What can data scientists learn from engineers?¶

What if the answer is complicated, and I need to make a programme to find the answer?
What if it is a process that is non-deterministic like a random forest?
Isn't this a lot of overhead?

Couple of gateways into testing:

These are the same tests you do on paper¶

Use simple values

In [2]:

def f1score(y_true, y_pred):
    """F1 score is given by this formula.

    F1 = 2 * (precision * recall) / (precision + recall)
    """
    y_true = set(y_true)
    y_pred = set(y_pred)

    precision = sum([1 for i in y_pred if i in y_true]) / len(y_pred)
    recall = sum([1 for i in y_true if i in y_pred]) / len(y_true)
    
    if precision + recall == 0:
        return 0.0
    else:
        return (2 * precision * recall) / (precision + recall)

In [3]:

import pytest

assert f1score([1, 2, 3], [2, 3]) == 0.8
assert f1score(['None'], [2, 'None']) == pytest.approx(2/3)
assert f1score([4, 5, 6, 7], [2, 4, 8, 9]) == 0.25
assert f1score([1, 2, 3, 4], [1]) == 0.4

Mock anything that has already been tested¶

For example, don't unit test sklearn modules.

Only test your own logic, as that's the most likely place for problems to occur.

https://testingpodcast.com/33-katharine-jarmul-testing-in-data-science/

http://www.tdda.info/

https://www.eecs.tufts.edu/~dsculley/papers/ml_test_score.pdf

https://smile.amazon.co.uk/Testing-Python-Applying-Unit-Acceptance-ebook/dp/B00LJV2GXI/ref=sr_1_1?ie=UTF8&qid=1519759535&sr=8-1&keywords=testing+python+david+sale

Data engineering¶

Best way to get high quality data

Very underrated task. I used to complain about this not being right. Invest in this instead.

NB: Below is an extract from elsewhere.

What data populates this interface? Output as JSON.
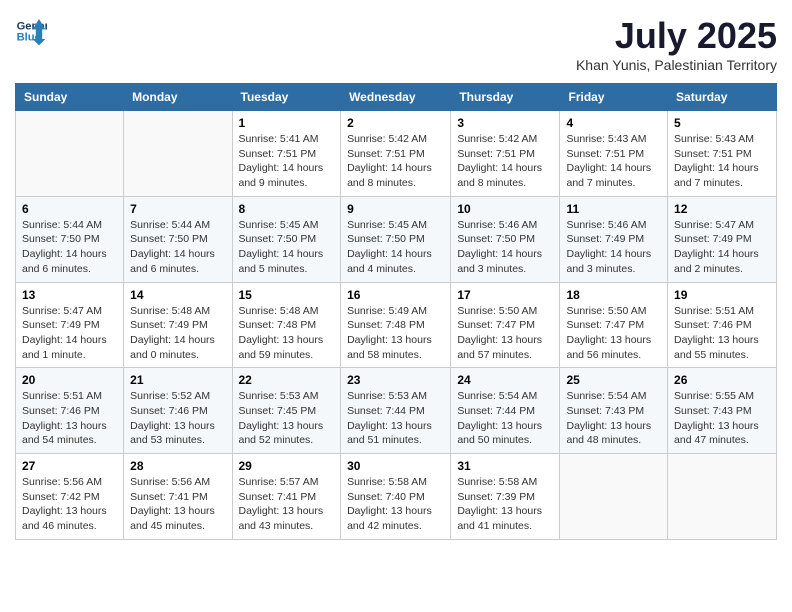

Don't get put off by nomenclature¶

Star, snowflake schemas. Normalised, denormalised.

You have the knowledge to do this. If you write SQL then you understand this.

Understand how ETL works¶

Probably the biggest gain you get for lowest effort. Productionise your pipelines.

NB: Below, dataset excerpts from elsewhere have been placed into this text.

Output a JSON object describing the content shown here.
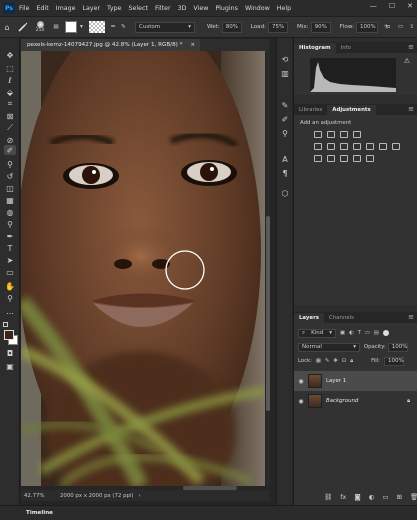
{
  "menu": {
    "app_logo": "Ps",
    "items": [
      "File",
      "Edit",
      "Image",
      "Layer",
      "Type",
      "Select",
      "Filter",
      "3D",
      "View",
      "Plugins",
      "Window",
      "Help"
    ],
    "window_controls": [
      "—",
      "☐",
      "✕"
    ]
  },
  "options": {
    "brush_size": "250",
    "mode": "Custom",
    "wet_label": "Wet:",
    "wet": "80%",
    "load_label": "Load:",
    "load": "75%",
    "mix_label": "Mix:",
    "mix": "90%",
    "flow_label": "Flow:",
    "flow": "100%"
  },
  "document": {
    "tab_title": "pexels-kemz-14079427.jpg @ 42.8% (Layer 1, RGB/8) *",
    "close": "×"
  },
  "status": {
    "zoom": "42.77%",
    "dimensions": "2000 px x 2000 px (72 ppi)",
    "arrow": "›"
  },
  "timeline": {
    "label": "Timeline"
  },
  "histogram_panel": {
    "tabs": [
      "Histogram",
      "Info"
    ],
    "warning": "⚠"
  },
  "adjustments_panel": {
    "tabs": [
      "Libraries",
      "Adjustments"
    ],
    "add_label": "Add an adjustment"
  },
  "layers_panel": {
    "tabs": [
      "Layers",
      "Channels"
    ],
    "kind_label": "Kind",
    "blend_mode": "Normal",
    "opacity_label": "Opacity:",
    "opacity": "100%",
    "lock_label": "Lock:",
    "fill_label": "Fill:",
    "fill": "100%",
    "layers": [
      {
        "name": "Layer 1",
        "selected": true,
        "italic": false
      },
      {
        "name": "Background",
        "selected": false,
        "italic": true
      }
    ],
    "footer_icons": [
      "link-icon",
      "fx-icon",
      "mask-icon",
      "adjustment-icon",
      "group-icon",
      "new-layer-icon",
      "trash-icon"
    ]
  },
  "colors": {
    "foreground": "#3b2418",
    "background": "#ffffff",
    "accent": "#31a8ff"
  }
}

Many ETL technologies use python already.

https://medium.com/@rchang/a-beginners-guide-to-data-engineering-part-i-4227c5c457d7

https://medium.com/@maximebeauchemin/the-downfall-of-the-data-engineer-5bfb701e5d6b

AWS¶

Have knowledge of the AWS tools available to you.

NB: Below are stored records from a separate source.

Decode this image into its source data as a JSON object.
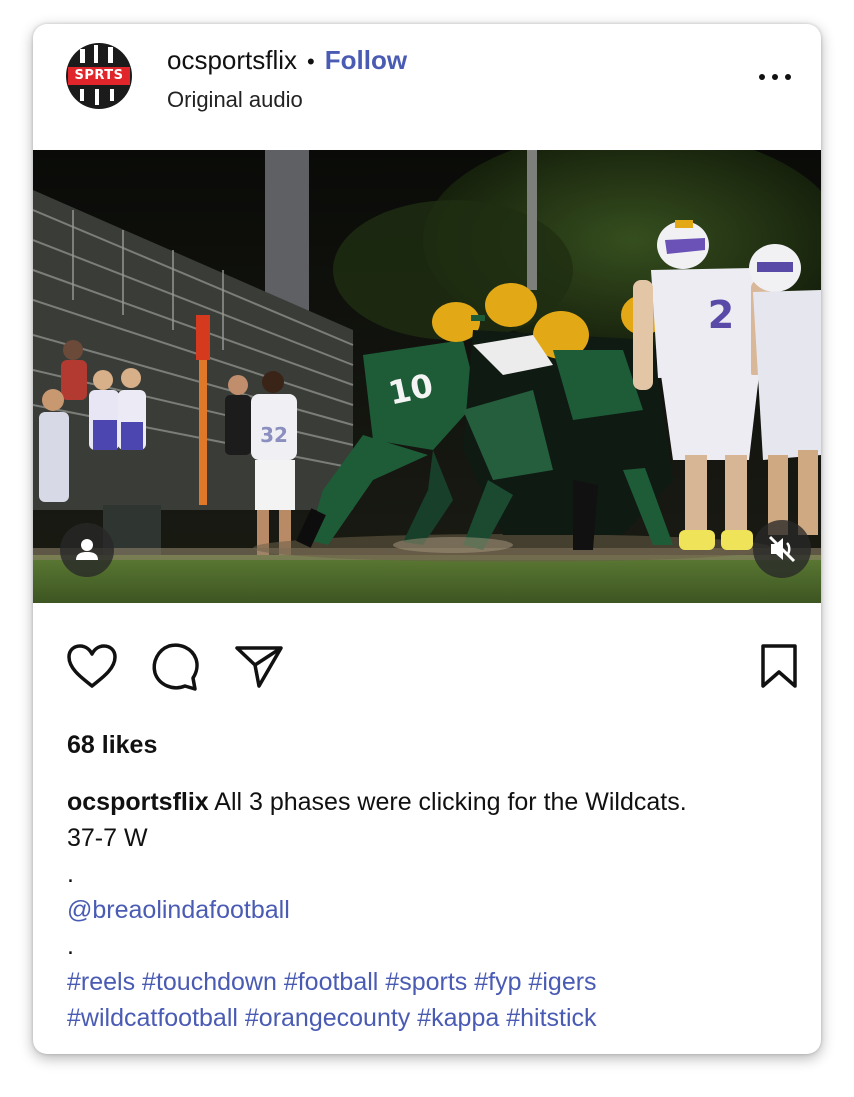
{
  "post": {
    "username": "ocsportsflix",
    "separator": "•",
    "follow_label": "Follow",
    "audio_label": "Original audio",
    "avatar_logo_text": "SPRTS",
    "likes_text": "68 likes",
    "caption": {
      "username": "ocsportsflix",
      "text": " All 3 phases were clicking for the Wildcats.",
      "line2": "37-7 W",
      "dot1": ".",
      "mention": "@breaolindafootball",
      "dot2": ".",
      "hashtags_line1": [
        "#reels",
        "#touchdown",
        "#football",
        "#sports",
        "#fyp",
        "#igers"
      ],
      "hashtags_line2": [
        "#wildcatfootball",
        "#orangecounty",
        "#kappa",
        "#hitstick"
      ]
    }
  },
  "media": {
    "jersey_numbers": [
      "10",
      "2",
      "32"
    ],
    "user_badge_icon": "user-icon",
    "mute_badge_icon": "speaker-muted-icon"
  },
  "actions": {
    "like_icon": "heart-icon",
    "comment_icon": "comment-icon",
    "share_icon": "paper-plane-icon",
    "save_icon": "bookmark-icon"
  },
  "colors": {
    "link": "#4a5bb4",
    "text": "#111111",
    "field_green": "#4f6b2c",
    "jersey_green": "#1e5c38",
    "helmet_gold": "#e3a816",
    "away_white": "#eeeeee",
    "away_purple": "#5a4aa8"
  }
}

I'm sure the rest are very good too. I like bigquery.

https://aws.amazon.com/big-data/

Deployment¶

First the concept of concept drift.

step1

concept drift

You have a nice model, trained well, evaluating correctly.

step1

concept drift

Then the environment changes.

step1

concept drift

One way to avoid concept drift is to retrain models regularly, before they get stale.

You want this to be low cost operation.

Stealing ideas from continuous deployment/delivery

Repeatable, automated pipelines¶

Whole pipeline should be completely repeatable.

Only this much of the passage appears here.